But is it too early to sign the death certificate of one of the most enigmatic and radical groups in recent history? French President Emmanuel Macron announced on Sunday that Daesh will be crushed in Syria by next February. Despite heavy losses in eastern Syria, where they were dislodged from key positions, remnants of the group are believed to have dispersed in the open desert of southern and eastern Syria. The same could be said about Iraq, where experts believe fighters may be regrouping in the no man’s land along the Syrian-Iraq border to wage an insurgency. Little is known about the fate of its top leaders, including Abu Bakr Al-Baghdadi.
But, while the so-called caliphate no longer exists, the brand continues to linger. There are reports that hard-line fighters fleeing Iraq and Syria may be recuperating in Libya — a failing country with rival governments and many militias. Furthermore, Daesh remains active in Pakistan, Afghanistan, Somalia, Nigeria and northern Sinai. Even in Syria, a small heavily armed faction, Jaysh Khaled Ibn Al-Walid, remains wedged in the Yarmouk River basin not far from the Israeli and Jordanian borders.

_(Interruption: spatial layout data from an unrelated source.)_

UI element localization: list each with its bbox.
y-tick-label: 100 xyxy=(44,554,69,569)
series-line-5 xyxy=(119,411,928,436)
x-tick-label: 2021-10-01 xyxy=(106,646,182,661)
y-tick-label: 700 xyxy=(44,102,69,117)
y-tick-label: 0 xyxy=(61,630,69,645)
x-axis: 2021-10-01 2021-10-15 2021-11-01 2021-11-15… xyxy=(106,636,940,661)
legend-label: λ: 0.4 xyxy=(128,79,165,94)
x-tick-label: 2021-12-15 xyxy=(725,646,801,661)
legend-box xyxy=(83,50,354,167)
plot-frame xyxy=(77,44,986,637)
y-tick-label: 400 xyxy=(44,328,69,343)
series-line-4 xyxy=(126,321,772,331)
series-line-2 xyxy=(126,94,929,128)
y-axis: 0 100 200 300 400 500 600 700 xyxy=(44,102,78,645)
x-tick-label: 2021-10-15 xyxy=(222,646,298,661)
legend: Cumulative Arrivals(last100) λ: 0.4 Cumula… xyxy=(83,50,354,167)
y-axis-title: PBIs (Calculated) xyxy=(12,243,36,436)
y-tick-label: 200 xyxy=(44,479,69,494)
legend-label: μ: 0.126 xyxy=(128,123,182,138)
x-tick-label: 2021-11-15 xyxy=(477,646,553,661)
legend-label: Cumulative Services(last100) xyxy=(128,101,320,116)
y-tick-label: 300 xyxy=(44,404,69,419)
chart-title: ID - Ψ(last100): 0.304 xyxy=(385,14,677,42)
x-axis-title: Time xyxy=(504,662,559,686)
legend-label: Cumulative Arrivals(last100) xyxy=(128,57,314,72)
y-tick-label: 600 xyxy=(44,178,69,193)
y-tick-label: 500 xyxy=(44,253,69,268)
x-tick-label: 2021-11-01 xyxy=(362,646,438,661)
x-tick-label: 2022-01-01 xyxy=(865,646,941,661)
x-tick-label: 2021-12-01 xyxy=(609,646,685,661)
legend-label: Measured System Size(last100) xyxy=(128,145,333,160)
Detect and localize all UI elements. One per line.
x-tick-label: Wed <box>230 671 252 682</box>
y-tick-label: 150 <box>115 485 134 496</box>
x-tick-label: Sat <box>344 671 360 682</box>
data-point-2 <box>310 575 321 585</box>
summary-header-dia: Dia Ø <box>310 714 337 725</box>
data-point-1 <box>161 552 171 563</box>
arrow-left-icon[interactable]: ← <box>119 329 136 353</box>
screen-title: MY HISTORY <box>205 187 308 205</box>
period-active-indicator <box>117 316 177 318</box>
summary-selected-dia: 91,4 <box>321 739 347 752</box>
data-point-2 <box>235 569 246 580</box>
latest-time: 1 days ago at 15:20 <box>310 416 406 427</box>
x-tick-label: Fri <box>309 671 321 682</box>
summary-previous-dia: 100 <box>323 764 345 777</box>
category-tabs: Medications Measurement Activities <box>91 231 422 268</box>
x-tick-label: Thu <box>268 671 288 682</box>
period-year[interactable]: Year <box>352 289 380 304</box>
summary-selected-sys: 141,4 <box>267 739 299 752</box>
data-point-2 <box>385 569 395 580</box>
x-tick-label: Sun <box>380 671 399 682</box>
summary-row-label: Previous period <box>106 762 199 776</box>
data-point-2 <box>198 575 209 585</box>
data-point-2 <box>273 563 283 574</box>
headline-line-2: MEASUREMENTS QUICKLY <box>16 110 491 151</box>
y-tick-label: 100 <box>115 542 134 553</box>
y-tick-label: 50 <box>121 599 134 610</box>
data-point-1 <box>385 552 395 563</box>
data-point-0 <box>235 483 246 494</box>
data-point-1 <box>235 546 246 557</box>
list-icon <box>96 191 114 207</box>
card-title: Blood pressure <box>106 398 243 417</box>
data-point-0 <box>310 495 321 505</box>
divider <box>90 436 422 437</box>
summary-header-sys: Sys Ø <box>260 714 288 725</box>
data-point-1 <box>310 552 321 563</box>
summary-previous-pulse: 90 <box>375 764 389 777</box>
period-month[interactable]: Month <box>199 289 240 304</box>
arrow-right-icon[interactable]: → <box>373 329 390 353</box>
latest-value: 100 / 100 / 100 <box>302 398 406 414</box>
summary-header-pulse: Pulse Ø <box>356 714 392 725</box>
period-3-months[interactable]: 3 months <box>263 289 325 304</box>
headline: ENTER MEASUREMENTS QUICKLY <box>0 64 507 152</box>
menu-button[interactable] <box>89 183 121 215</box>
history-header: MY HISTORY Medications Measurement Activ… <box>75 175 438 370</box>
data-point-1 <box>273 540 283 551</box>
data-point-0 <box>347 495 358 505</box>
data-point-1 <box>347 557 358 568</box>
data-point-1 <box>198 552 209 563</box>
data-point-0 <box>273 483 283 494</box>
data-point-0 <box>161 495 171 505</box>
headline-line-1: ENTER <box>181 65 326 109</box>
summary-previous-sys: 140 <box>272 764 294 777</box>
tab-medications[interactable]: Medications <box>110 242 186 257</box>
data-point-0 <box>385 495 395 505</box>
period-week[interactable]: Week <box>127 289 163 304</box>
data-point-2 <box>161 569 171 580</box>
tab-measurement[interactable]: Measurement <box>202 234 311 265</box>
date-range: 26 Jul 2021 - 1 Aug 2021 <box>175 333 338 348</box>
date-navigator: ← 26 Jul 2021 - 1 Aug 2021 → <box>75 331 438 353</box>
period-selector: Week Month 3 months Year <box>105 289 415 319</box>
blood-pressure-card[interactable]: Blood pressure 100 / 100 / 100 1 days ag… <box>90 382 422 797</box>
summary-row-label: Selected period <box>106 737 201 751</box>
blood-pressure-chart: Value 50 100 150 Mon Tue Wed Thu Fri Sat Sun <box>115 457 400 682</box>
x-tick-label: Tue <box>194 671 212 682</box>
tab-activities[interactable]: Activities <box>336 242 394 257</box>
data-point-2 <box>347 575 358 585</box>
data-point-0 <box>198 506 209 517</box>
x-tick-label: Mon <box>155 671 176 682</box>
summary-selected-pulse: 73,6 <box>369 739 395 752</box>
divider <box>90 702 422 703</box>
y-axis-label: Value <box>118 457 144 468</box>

In addition to all this, you have Daesh sympathizers and sleeper cells in some European countries, where the threat of terrorist attacks remains a present danger. And, while Daesh may have been defeated on the ground, its propaganda arm remains active online.
The military fight is only one component of the war on Islamist militancy. Even after more than four years since it emerged, little is known about the group’s infrastructure and internal workings. To date, Iraqis are searching for answers on how so few militants were able to march into Iraq’s second largest city of Mosul in 2014 and take control in a matter of hours.
Moreover, there are plenty of unanswered questions regarding the fall of Raqqa in Syria and the role that foreign powers played in enabling the rise of Daesh in such a short time.
Following the collapse of Daesh’s territory this year, now is the time to defeat the dogma that continues to appeal to disenfranchised young men and women.
But if 2017 is to become the year that witnessed the collapse of the group as a quasi-state with vast territorial control, 2018 should be the year that sees the beginning of the defeat of the dogma that continues to appeal to disenfranchised young men and women. This requires a major shift in strategy and approach. It also underlines the need to examine individual cases in order to pinpoint the common denominators that tie Al-Shabab in Somalia to Boko Haram in Nigeria and the group’s proxy in Sinai to its affiliate in Afghanistan.
There are remedies, difficult as they may seem, that must be implemented to undercut the extremists’ access to fertile incubator environments. In Iraq and Syria, that means an end to sectarian politics and the mustering of a political will to create a new society based on citizenship rights, democracy, civil institutions, separation of powers and an independent judiciary. In Europe, it mandates a thorough look at the reasons why so many young second-generation Muslims feel marginalized and unable to integrate. Across the vast Muslim world it requires a dedicated and sustainable campaign to rid Islam of radical, antagonistic and isolationist dogma that allows the likes of Al-Baghdadi to rally young and aggravated Muslim youth.
There is no doubt that the fight against extremists is not over yet. There are genuine fears that a third wave of Islamist militancy may be in the works. A dangerous ingredient may have just been added by the irresponsible decision of the US to recognize Jerusalem as Israel’s capital. The risk of turning the Arab-Israeli conflict into a religious war has never been greater. This decision may have handed religious extremists, on both sides of the divide, a lifeline. Al-Qaeda and Daesh had rarely treated Palestine as a central cause, but that could be about to change as the issue of Islam’s holy sites in Jerusalem continues to enrage Muslims all over the world.